Boxplots demonstrating the distribution in the the proportion of positions with usual mutations (A), the proportion of positions with unusual mutations (B), and the proportion of mutations that were unusual (number of unusual mutations / [number of usual mutations + number of unusual mutations]) (C) at eight NGS mutation detection thresholds for pooled samples (n = 855) from eight published studies.

https://doi.org/10.1371/journal.pone.0225352.g002

The median proportion of positions with a usual mutation increased from 5.2% to 11.6% between the 20% and 0.5% thresholds then began doubling to 23.6% at the 0.2% threshold and to 47.2% at the 0.1% thresholds.

The median proportion of positions with an unusual mutation increased from 0% to 0.3% between the 20% and 1% thresholds but then began increasing about four-fold to 1.3% at the 0.5% threshold, 6.9% at the 0.2% threshold, and 23.2% at the 0.1% thresholds.

The median proportion of mutations that were unusual increased from 0% to 1.1% between the 20% and 2% threshold but then jumped to 4.2% at the 1% threshold, 12.0% at the 0.5% threshold, and to 25.1%, and 33.9% respectively at the 0.2% and 0.1% thresholds.

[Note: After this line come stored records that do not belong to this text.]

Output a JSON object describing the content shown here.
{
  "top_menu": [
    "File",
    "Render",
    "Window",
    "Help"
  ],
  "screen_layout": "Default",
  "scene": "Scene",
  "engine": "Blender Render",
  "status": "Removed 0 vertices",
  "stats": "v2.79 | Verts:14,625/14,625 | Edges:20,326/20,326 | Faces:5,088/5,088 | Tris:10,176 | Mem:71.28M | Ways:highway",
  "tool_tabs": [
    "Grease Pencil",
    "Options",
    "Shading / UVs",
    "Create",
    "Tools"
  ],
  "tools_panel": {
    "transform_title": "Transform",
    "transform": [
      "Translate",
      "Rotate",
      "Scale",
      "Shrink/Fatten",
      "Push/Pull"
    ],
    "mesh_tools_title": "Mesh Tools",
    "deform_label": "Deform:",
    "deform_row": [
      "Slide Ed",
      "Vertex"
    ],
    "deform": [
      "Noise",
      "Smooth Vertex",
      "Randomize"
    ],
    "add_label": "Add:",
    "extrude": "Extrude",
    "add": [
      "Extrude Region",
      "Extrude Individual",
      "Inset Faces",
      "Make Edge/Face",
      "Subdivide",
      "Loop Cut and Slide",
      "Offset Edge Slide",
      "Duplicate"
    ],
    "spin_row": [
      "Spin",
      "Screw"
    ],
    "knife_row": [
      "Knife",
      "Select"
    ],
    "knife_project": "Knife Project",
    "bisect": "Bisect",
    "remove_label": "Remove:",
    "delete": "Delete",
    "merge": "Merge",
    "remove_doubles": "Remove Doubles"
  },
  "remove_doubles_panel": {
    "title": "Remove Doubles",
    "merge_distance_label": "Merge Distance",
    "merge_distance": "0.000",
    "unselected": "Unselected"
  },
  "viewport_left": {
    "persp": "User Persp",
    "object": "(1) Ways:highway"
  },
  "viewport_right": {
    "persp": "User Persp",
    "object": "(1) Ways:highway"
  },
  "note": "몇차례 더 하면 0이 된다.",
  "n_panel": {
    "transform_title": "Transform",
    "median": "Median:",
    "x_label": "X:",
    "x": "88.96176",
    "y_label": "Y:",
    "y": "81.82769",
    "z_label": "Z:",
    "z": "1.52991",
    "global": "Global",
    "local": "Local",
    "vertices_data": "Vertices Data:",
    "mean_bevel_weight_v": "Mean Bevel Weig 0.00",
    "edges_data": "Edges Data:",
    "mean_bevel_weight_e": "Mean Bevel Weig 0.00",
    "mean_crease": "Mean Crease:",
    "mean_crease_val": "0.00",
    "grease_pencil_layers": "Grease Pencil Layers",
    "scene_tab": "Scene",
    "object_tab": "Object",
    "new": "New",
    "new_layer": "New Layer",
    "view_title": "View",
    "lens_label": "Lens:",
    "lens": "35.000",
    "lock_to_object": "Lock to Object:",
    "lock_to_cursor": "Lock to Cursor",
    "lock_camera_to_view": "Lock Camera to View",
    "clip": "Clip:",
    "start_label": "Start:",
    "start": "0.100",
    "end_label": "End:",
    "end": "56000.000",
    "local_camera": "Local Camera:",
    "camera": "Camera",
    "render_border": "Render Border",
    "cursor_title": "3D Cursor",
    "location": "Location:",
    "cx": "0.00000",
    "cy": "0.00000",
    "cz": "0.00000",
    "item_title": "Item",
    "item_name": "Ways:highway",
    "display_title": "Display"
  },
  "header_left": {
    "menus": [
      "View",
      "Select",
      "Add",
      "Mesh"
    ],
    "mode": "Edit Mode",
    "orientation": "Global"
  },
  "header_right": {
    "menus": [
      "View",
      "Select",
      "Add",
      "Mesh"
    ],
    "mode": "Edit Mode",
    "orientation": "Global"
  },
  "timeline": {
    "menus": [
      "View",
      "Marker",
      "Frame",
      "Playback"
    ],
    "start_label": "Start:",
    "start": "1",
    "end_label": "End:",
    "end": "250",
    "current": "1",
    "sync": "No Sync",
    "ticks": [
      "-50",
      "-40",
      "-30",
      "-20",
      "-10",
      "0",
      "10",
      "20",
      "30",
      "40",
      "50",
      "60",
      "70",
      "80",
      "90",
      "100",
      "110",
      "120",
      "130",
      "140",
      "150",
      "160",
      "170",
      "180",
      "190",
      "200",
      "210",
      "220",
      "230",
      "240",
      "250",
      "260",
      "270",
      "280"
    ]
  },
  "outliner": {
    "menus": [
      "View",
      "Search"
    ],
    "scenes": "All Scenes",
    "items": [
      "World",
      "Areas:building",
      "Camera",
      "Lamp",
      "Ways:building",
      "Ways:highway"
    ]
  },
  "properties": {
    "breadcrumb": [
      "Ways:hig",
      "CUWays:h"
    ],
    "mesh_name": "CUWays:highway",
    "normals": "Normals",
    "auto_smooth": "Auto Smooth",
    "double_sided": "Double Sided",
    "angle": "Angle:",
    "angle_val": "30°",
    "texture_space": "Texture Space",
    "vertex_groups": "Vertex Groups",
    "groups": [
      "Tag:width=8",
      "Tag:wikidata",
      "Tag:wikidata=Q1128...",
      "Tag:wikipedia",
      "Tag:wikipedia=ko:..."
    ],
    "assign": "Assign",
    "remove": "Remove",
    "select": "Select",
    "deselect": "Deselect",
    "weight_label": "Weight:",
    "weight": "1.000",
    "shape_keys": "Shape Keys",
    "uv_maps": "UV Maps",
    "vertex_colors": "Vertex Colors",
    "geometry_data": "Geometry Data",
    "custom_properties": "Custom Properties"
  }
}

There was a weak but statistically significant relationship between the log10 of the number of sequence reads (i.e., coverage) and the number of usual mutations (correlation coefficient r between 0.21 and 0.24, p<0.001) at the 1%, 2%, 5%, 10%, and 20% thresholds (S1 Fig). The relationship between the number of sequence reads and the number of unusual mutations was much weaker with r between 0.13 and 0.17 at the 1%, 2%, and 5% thresholds (S2 Fig).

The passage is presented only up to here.